Ahora todos guardaban silencio a sus espaldas.

Comenzó a cerrar la incisión, pero un nuevo estremecimiento hizo que se detuviera. ¿Habría otra? Sí. Seguro. Por lo menos una más. Probablemente más de una.

Martello gimió. Se removió ligeramente. Luego se sacudió con fuerza repentina, levantándose un poco de la cubierta; Lawler apartó el escalpelo de su trayectoria justo a tiempo para evitar que se hiriera con él. Una segunda anguila apareció a la vista, luego una tercera, ambas balanceándose con aquel mismo danzar horripilante; luego una de ellas volvió a bajar y desapareció nuevamente en la cavidad abdominal de Martello, socavando hacia arriba en dirección a los pulmones.

Lawler arrancó a la otra de donde estaba, la cortó por la mitad y nuevamente por la mitad, y sacó el último trozo de adentro. Esperó a que la última, que se había escondido, asomara nuevamente. Pasado un momento la atisbó, reluciendo en la parte central del cuerpo de Martello…, pero no era la única: podía ver los delicados rizos de otras debatirse mientras se daban un banquete.

¿Cuántas más de ellas había? ¿Dos? ¿Tres? ¿Treinta?

Levantó la vista con expresión ceñuda. Delagard le devolvió la mirada; sus ojos tenían una expresión de susto, consternación y extrema repulsión.

—¿Puedes sacarlas a todas?

—No hay ninguna posibilidad. Está lleno de ellas; se lo están comiendo por dentro. Podría cortar y cortar, y para cuando terminara lo habría descuartizado, y todavía no las habría encontrado a todas, de cualquier forma.

—Jesús —murmuró Delagard—. ¿Cuánto tiempo podrá vivir en estas condiciones?

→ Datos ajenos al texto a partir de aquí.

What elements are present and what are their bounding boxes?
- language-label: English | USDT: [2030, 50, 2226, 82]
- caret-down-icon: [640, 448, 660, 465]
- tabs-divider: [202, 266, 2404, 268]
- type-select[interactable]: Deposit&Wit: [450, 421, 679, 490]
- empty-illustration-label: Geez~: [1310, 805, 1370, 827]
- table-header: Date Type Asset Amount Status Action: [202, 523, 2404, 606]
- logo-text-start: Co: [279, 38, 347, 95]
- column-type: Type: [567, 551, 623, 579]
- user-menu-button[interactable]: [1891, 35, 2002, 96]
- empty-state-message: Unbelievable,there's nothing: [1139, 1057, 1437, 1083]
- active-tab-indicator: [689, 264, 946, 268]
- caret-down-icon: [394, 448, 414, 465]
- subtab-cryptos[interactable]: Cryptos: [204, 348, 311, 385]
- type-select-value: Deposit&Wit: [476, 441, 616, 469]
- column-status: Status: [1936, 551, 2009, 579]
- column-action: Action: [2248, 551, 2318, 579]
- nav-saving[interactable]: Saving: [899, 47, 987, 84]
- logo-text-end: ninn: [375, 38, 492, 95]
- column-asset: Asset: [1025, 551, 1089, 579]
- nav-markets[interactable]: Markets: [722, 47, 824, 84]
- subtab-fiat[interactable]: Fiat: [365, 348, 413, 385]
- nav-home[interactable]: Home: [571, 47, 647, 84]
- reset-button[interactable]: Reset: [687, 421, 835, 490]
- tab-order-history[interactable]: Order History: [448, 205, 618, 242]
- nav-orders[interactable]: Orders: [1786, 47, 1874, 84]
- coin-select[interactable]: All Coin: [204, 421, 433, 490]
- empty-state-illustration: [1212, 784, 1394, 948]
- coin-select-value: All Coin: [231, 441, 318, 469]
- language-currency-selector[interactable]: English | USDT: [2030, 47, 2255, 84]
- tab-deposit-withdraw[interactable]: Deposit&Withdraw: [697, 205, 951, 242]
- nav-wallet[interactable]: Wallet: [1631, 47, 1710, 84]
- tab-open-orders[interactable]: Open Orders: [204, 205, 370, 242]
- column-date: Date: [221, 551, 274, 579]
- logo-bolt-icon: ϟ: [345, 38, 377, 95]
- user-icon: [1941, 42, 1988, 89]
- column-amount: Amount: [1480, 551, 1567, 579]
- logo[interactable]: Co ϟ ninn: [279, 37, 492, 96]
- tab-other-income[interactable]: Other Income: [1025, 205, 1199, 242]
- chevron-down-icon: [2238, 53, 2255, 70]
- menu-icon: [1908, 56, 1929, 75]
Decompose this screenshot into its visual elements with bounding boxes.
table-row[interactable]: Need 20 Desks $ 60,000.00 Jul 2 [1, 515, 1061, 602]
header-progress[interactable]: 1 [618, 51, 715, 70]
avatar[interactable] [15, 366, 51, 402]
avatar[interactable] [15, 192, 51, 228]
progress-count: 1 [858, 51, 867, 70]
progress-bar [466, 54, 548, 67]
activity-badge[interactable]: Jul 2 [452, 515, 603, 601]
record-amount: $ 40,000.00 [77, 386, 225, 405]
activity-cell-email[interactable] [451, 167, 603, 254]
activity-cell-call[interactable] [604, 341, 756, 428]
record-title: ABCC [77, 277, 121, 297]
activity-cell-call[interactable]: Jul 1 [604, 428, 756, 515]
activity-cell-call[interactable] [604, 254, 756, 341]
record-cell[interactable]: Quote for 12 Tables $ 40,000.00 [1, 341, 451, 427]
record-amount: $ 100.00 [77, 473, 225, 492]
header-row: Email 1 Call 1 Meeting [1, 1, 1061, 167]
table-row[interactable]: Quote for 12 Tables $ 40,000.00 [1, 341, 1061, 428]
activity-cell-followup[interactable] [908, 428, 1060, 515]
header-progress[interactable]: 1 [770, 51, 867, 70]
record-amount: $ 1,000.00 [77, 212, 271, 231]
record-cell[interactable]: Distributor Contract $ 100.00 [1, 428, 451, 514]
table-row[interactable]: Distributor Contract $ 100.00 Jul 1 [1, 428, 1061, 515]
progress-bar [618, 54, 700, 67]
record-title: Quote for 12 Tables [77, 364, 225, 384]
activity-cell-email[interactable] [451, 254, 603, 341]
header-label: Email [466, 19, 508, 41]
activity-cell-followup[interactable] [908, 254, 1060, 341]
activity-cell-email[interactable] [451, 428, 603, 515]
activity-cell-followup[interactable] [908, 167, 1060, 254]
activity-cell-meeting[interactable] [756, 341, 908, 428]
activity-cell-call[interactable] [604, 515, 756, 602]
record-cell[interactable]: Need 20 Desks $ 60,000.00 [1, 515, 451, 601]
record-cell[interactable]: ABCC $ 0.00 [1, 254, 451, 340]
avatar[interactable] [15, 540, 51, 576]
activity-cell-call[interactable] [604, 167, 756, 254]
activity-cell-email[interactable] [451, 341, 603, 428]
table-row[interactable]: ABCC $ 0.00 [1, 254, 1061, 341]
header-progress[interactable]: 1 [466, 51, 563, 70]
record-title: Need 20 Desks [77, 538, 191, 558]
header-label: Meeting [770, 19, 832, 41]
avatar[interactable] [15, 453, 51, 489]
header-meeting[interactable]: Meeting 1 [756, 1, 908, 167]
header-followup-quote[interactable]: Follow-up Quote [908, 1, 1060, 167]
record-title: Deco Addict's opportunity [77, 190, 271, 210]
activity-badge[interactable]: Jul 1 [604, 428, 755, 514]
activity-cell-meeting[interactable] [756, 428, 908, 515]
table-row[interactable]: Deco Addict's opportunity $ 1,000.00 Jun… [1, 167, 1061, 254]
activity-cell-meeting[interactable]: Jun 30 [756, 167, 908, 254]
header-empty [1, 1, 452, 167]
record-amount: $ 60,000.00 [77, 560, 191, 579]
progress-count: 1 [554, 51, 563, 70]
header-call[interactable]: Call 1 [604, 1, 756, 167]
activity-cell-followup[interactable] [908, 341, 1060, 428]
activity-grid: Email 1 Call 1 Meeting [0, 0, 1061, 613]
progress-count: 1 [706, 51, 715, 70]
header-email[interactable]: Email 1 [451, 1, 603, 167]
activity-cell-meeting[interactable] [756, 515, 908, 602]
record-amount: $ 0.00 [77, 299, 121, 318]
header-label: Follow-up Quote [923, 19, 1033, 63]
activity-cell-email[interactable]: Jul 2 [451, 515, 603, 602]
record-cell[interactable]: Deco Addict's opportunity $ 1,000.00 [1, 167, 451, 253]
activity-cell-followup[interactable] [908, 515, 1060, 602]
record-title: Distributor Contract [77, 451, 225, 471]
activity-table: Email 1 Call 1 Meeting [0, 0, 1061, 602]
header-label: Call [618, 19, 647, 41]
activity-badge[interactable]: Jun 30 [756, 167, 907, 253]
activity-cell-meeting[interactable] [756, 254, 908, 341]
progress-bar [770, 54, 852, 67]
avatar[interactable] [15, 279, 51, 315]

—Hasta que una de ellas le llegue al corazón, supongo. No durará mucho.

—¿Crees que siente algo?

—Espero que no —respondió Lawler.

La agonía duró otros cinco minutos. Lawler nunca se había dado cuenta de que cinco minutos pudiesen durar tanto. De vez en cuando Martello saltaba y se crispaba, cuando uno de los nervios principales era alcanzado; en una ocasión pareció estar intentando levantarse de la cubierta. Luego dejó escapar un suave sonido suspirante, cayó hacia atrás y la luz abandonó sus ojos.